= V-R-erses An XR Story Series =

Microstory series using 3D rendered forms

Note that actual title is “V[R]erses”: An XR Story Series.

The V[R]erses is a microstory series using 3D rendered forms that can be used over multiple computers and platforms using a VP App,

== Reading modalities ==
Each 3d rotating form has text nodes to click to open, and a sound loop in the background. The nodes are numbered numerically for a default path order, which appears. Users can select the texts in different orders.

== History ==
This started this series in 2019. Mez Breeze started this series, where each story's text is created by a different digital literature author with Mez Breeze providing the development, design, model, and audio.
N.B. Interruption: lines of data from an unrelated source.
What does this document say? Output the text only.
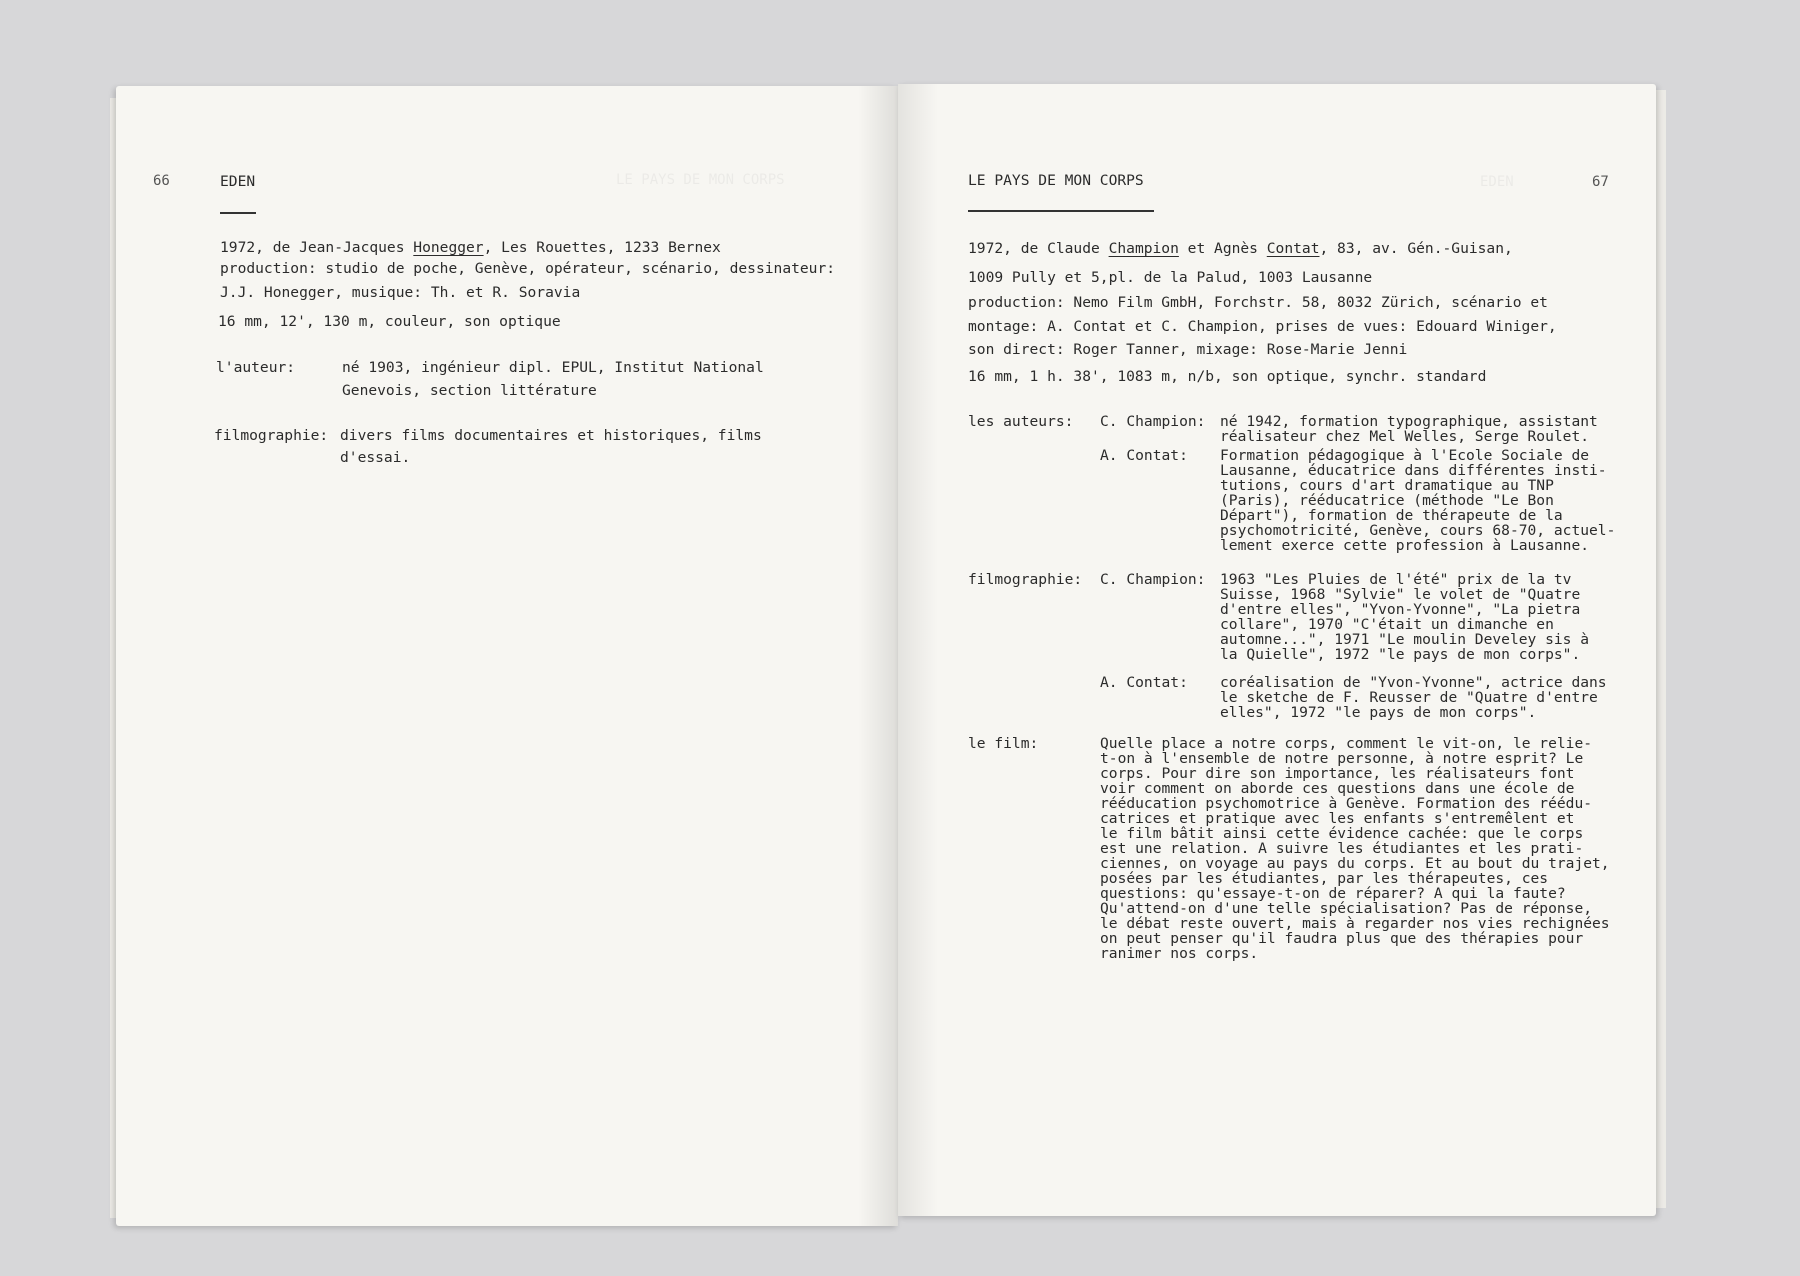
LE PAYS DE MON CORPS
66	EDEN
1972, de Jean-Jacques Honegger, Les Rouettes, 1233 Bernex
production: studio de poche, Genève, opérateur, scénario, dessinateur:
J.J. Honegger, musique: Th. et R. Soravia
16 mm, 12', 130 m, couleur, son optique
l'auteur:	né 1903, ingénieur dipl. EPUL, Institut National
Genevois, section littérature
filmographie: divers films documentaires et historiques, films
d'essai.
EDEN
LE PAYS DE MON CORPS	67
1972, de Claude Champion et Agnès Contat, 83, av. Gén.-Guisan,
1009 Pully et 5,pl. de la Palud, 1003 Lausanne
production: Nemo Film GmbH, Forchstr. 58, 8032 Zürich, scénario et
montage: A. Contat et C. Champion, prises de vues: Edouard Winiger,
son direct: Roger Tanner, mixage: Rose-Marie Jenni
16 mm, 1 h. 38', 1083 m, n/b, son optique, synchr. standard
les auteurs: C. Champion: né 1942, formation typographique, assistant
réalisateur chez Mel Welles, Serge Roulet.
A. Contat: Formation pédagogique à l'Ecole Sociale de
Lausanne, éducatrice dans différentes insti-
tutions, cours d'art dramatique au TNP
(Paris), rééducatrice (méthode "Le Bon
Départ"), formation de thérapeute de la
psychomotricité, Genève, cours 68-70, actuel-
lement exerce cette profession à Lausanne.
filmographie: C. Champion: 1963 "Les Pluies de l'été" prix de la tv
Suisse, 1968 "Sylvie" le volet de "Quatre
d'entre elles", "Yvon-Yvonne", "La pietra
collare", 1970 "C'était un dimanche en
automne...", 1971 "Le moulin Develey sis à
la Quielle", 1972 "le pays de mon corps".
A. Contat: coréalisation de "Yvon-Yvonne", actrice dans
le sketche de F. Reusser de "Quatre d'entre
elles", 1972 "le pays de mon corps".
le film:	Quelle place a notre corps, comment le vit-on, le relie-
t-on à l'ensemble de notre personne, à notre esprit? Le
corps. Pour dire son importance, les réalisateurs font
voir comment on aborde ces questions dans une école de
rééducation psychomotrice à Genève. Formation des réédu-
catrices et pratique avec les enfants s'entremêlent et
le film bâtit ainsi cette évidence cachée: que le corps
est une relation. A suivre les étudiantes et les prati-
ciennes, on voyage au pays du corps. Et au bout du trajet,
posées par les étudiantes, par les thérapeutes, ces
questions: qu'essaye-t-on de réparer? A qui la faute?
Qu'attend-on d'une telle spécialisation? Pas de réponse,
le débat reste ouvert, mais à regarder nos vies rechignées
on peut penser qu'il faudra plus que des thérapies pour
ranimer nos corps.
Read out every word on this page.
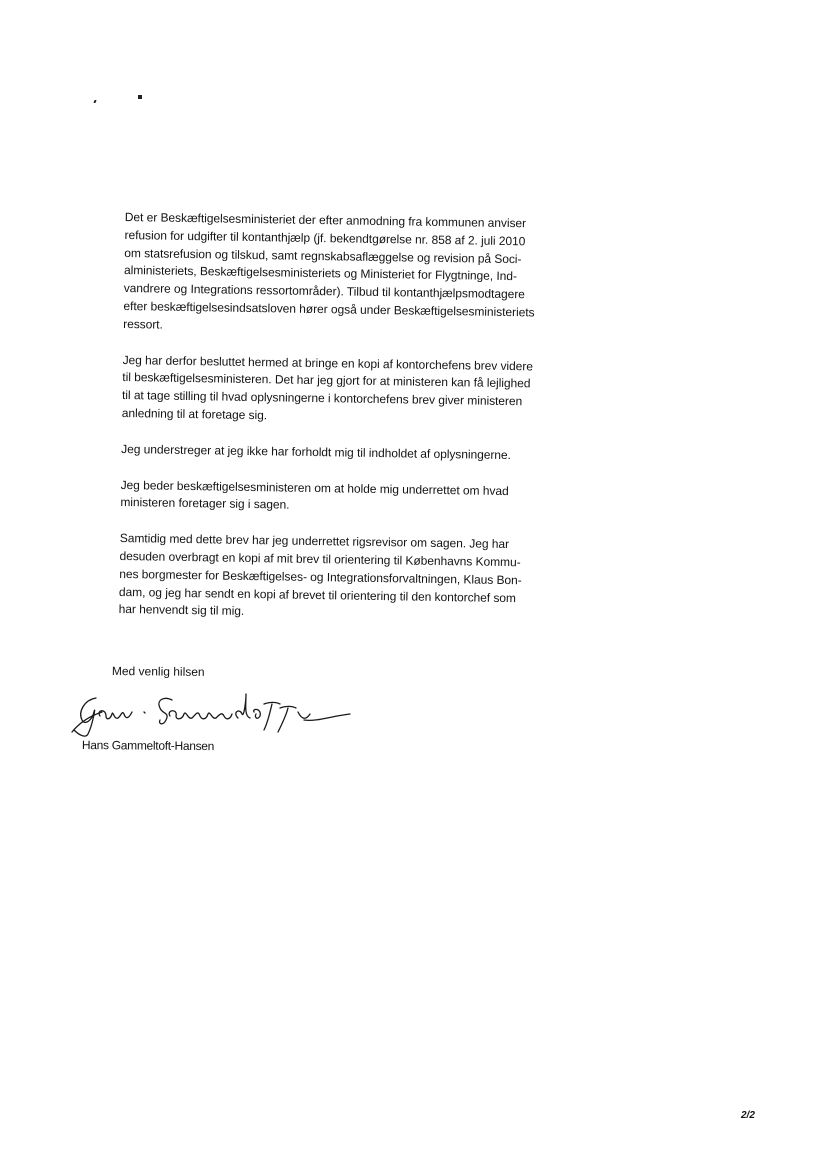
Det er Beskæftigelsesministeriet der efter anmodning fra kommunen anviser
refusion for udgifter til kontanthjælp (jf. bekendtgørelse nr. 858 af 2. juli 2010
om statsrefusion og tilskud, samt regnskabsaflæggelse og revision på Soci-
alministeriets, Beskæftigelsesministeriets og Ministeriet for Flygtninge, Ind-
vandrere og Integrations ressortområder). Tilbud til kontanthjælpsmodtagere
efter beskæftigelsesindsatsloven hører også under Beskæftigelsesministeriets
ressort.

Jeg har derfor besluttet hermed at bringe en kopi af kontorchefens brev videre
til beskæftigelsesministeren. Det har jeg gjort for at ministeren kan få lejlighed
til at tage stilling til hvad oplysningerne i kontorchefens brev giver ministeren
anledning til at foretage sig.

Jeg understreger at jeg ikke har forholdt mig til indholdet af oplysningerne.

Jeg beder beskæftigelsesministeren om at holde mig underrettet om hvad
ministeren foretager sig i sagen.

Samtidig med dette brev har jeg underrettet rigsrevisor om sagen. Jeg har
desuden overbragt en kopi af mit brev til orientering til Københavns Kommu-
nes borgmester for Beskæftigelses- og Integrationsforvaltningen, Klaus Bon-
dam, og jeg har sendt en kopi af brevet til orientering til den kontorchef som
har henvendt sig til mig.

Med venlig hilsen
Hans Gammeltoft-Hansen
2/2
Many electronic literature writers have contributed to this series, including Mark Marino, Davin Heckman, Scott Rettberg, Annie Abrahams, Jeremy Hight, Andrea Phillips, David Thomas Henry Wright, Michael Maguire, Auriea Harvey, Mez Breeze, Rhea Myers and Chriss Kerr While each work functions in the same manner, each differs widely in aesthetics and content. David Thomas Henry Wright recounts that while he wrote the text, Mez created the images and the work itself, and therefore the text author should not be regarded as the creator of the piece.

== Publications ==
The series is published in The New River Journal of Electronic Literature and Digital Art and featured in Con-ceptuali isms, the anthology of prose, poetry, visual found and hybrid writing as contemporary art, ABC: avantgarde boot camp, and the Electronic Literature Organization's 2021 exhibit.

== Reception ==
Steve Tomusula notes that The V[R]erses are an example of technology uses that are revolutionizing literature. Marc Garrett recommends The V[R]erses as an example of literature "straddling the fields of art, technology, and social change."